Government forces captured the main stronghold of the BIFF in Barangay Ganta, Shariff Saydona Mustapha. The flag of the Philippines was raised at the former BIFF camp.

===February 2===
The Armed Forces of the Philippines formally ended Operation Darkhorse. Col. Dickson Hermoso, 6th Infantry Division spokesman, claimed that the government forces has significantly lowered the morale of BIFF fighters following the capture of at least four strategic BIFF camps. The military declared that civilians displaced due to the operation may now return to their homes. The military added that their law enforcement operations will continue despite the formal conclusion of Operation Darkhorse.

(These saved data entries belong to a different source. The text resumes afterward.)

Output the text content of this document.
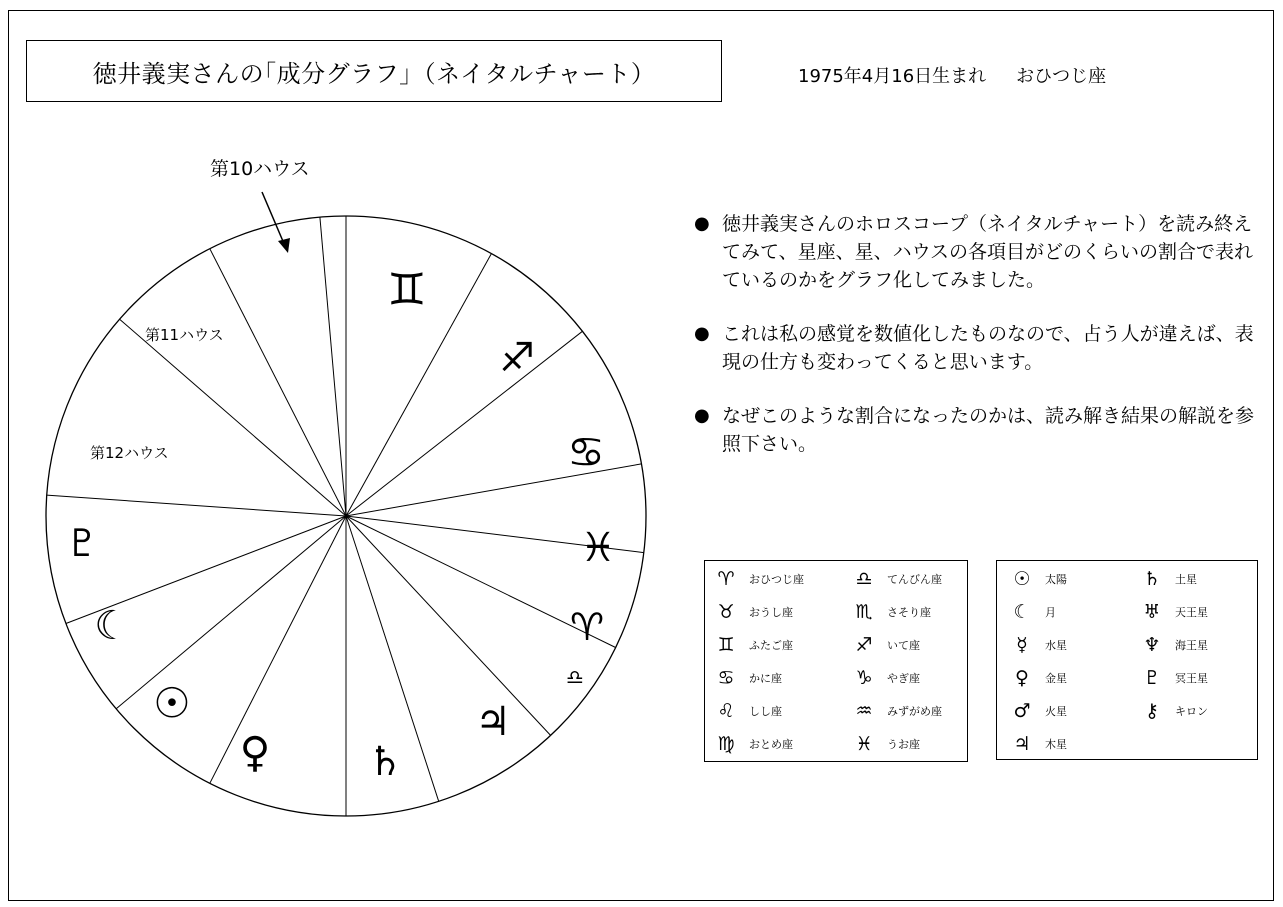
徳井義実さんの｢成分グラフ｣（ネイタルチャート）	1975年4月16日生まれ おひつじ座
♊
♐
♋
♓
♈
♎
♃
♄
♀
☉
☾
♇
第11ハウス
第12ハウス
第10ハウス
● 徳井義実さんのホロスコープ（ネイタルチャート）を読み終えてみて、星座、星、ハウスの各項目がどのくらいの割合で表れているのかをグラフ化してみました。
● これは私の感覚を数値化したものなので、占う人が違えば、表現の仕方も変わってくると思います。
● なぜこのような割合になったのかは、読み解き結果の解説を参照下さい。
♈	おひつじ座
♉	おうし座
♊	ふたご座
♋	かに座
♌	しし座
♍	おとめ座
♎	てんびん座
♏	さそり座
♐	いて座
♑	やぎ座
♒	みずがめ座
♓	うお座
☉	太陽
☾	月
☿	水星
♀	金星
♂	火星
♃	木星
♄	土星
♅	天王星
♆	海王星
♇	冥王星
⚷	キロン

There is no official confirmation that Ameril Umbra Kato, leader of the BIFF was killed or captured during the military operation.

==Humanitarian concerns==
9,465 families or 35,334 people were displaced due to the clashes, with most of them coming from Shariff Saydona Mustapha, Rajah Buayan, Datu Piang in Maguindanao del Sur and Pikit in Cotabato. Some areas where the displaced persons may need to be rehabilitated. The military has vowed "speedy reconstruction" of affected areas after the conclusion of the military offensive.

It was also reported that three child soldiers of the BIFF were killed during the operations. The Philippine government condemned the reported use of child soldiers by the BIFF as a violation of human rights.